I had come to a point of being strongly in support of an apostolic administrator, and I think it was fortunate to have Archbishop O’Kelly on hand. He was the ideal man in many ways. He was for many reasons just the man for what was a tumultuous situation not only in Archbishop Wilson’s life, but in the diocese of Adelaide.

And you have to keep in mind too that Cardinal [George] Pell, who’s an even higher profile than Archbishop Wilson is himself facing two trials. It’s hard to know what’s going on with Cardinal Pell because there’s been a media blackout. There’s a lot of gossip, but it’s hard to know the facts.

It’s not Archbishop Wilson in a vacuum or in isolation. It’s part of a larger configuration. And in some way, whatever the integrity of the legal process, which has to be respected obviously, but it’s hard to resist the sense that there’s some element of determination to make heads roll. I wouldn’t want to push that too far, but it’s hard to resist that in the case of Archbishop Wilson and Cardinal Pell.

It’s had a major impact on the Church in Australia. What it will mean long term, it’s hard to know. But it’s certainly meant that I, who’ve been recently appointed as head of the bishops’ conference in Australia, had a baptism of fire with the aftermath of the Royal Commission, plus these trials against two of our most high profile bishops.

It’s been very torrid indeed. One of the things about being in Rome this time is that I have the safe guarding meeting at the Gregorian, but I also have a series of meetings with people in the Curia. And one of the things that has impressed me already in these days that I’ve been here, is that there seems to be a real determination to help me in the Vatican.

Which as you will remember on this particular issue, hasn’t always been the case…
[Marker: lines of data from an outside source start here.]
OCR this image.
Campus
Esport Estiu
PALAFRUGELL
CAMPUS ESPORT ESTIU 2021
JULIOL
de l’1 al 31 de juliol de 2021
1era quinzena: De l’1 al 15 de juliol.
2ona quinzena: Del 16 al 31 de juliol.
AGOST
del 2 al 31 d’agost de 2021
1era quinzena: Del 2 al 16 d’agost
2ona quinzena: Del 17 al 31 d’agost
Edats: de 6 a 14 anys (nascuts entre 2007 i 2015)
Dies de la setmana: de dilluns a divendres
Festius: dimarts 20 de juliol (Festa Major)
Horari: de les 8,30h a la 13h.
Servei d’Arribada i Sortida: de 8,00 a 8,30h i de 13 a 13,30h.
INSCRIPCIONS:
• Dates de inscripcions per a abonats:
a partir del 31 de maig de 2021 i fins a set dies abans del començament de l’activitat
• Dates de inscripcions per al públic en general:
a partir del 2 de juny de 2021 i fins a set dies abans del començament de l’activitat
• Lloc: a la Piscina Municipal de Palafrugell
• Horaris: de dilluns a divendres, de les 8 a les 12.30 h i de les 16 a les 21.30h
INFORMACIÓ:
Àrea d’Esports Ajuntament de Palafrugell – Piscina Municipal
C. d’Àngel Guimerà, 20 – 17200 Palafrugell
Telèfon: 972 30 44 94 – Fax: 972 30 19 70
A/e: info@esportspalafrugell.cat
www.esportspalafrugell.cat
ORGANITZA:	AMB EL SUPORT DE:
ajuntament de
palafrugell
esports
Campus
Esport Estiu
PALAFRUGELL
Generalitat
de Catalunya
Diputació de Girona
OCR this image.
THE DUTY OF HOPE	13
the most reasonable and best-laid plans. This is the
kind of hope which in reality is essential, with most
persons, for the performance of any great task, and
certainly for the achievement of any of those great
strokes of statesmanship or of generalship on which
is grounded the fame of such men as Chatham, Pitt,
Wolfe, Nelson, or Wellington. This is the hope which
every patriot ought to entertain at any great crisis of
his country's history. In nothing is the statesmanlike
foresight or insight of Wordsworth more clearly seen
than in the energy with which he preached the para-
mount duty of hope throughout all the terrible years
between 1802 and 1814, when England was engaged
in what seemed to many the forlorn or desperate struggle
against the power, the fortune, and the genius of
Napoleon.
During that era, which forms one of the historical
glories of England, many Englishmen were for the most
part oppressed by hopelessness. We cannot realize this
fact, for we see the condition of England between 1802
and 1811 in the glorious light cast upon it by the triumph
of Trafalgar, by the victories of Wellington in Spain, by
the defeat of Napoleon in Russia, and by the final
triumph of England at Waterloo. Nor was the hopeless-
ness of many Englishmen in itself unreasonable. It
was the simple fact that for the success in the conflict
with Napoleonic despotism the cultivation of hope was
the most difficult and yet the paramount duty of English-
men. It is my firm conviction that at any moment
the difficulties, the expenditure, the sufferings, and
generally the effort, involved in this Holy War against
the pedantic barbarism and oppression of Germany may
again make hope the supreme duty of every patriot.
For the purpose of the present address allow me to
No, I think there was a perplexity on how to respond. One of the things that I find here is that people are full of good intentions, and they’re highly competent people, but they haven’t sat across a table and listened to the voice of victim survivors. They haven’t coopted the anger and heard the stories, and until you’ve done that, you don’t know what you’re dealing with. It’s not their fault, that they’re just out of the cold face from the way a diocesan bishop is.

There has been a very significant change in more recent times. And what I see here, strongly, certainly in the Secretariat of State and other bodies, such as the Commission for the Protection of Minors, here’s a real determination to help. And also a capacity to think creatively about how that might happen.

Do you remember what the atmosphere here was in 2002-2003, when the crisis exploded in the United States …

It was utterly different. Once upon a time, you had extraordinary Rome minds, saying that this was “a problem of the English-speaking world.” What we know now is that the child sexual abuse is everywhere, but it’s configured differently from culture to culture.

I feel very encouraged, I must say, from the conversations I’ve had already with people in the Vatican since I’ve been in this position, that there is a determination to work with all the local churches in really trying to, first of all, understand the phenomenon and the scale and complexity, and then to tie action, not just wring the hands or have another discussion, but to actually take action.

The whole Chile thing on the other hand, I think has had a tremendous impact, and it’s hardly surprising.

There is absolutely no room for complacency, but there is room for encouragement.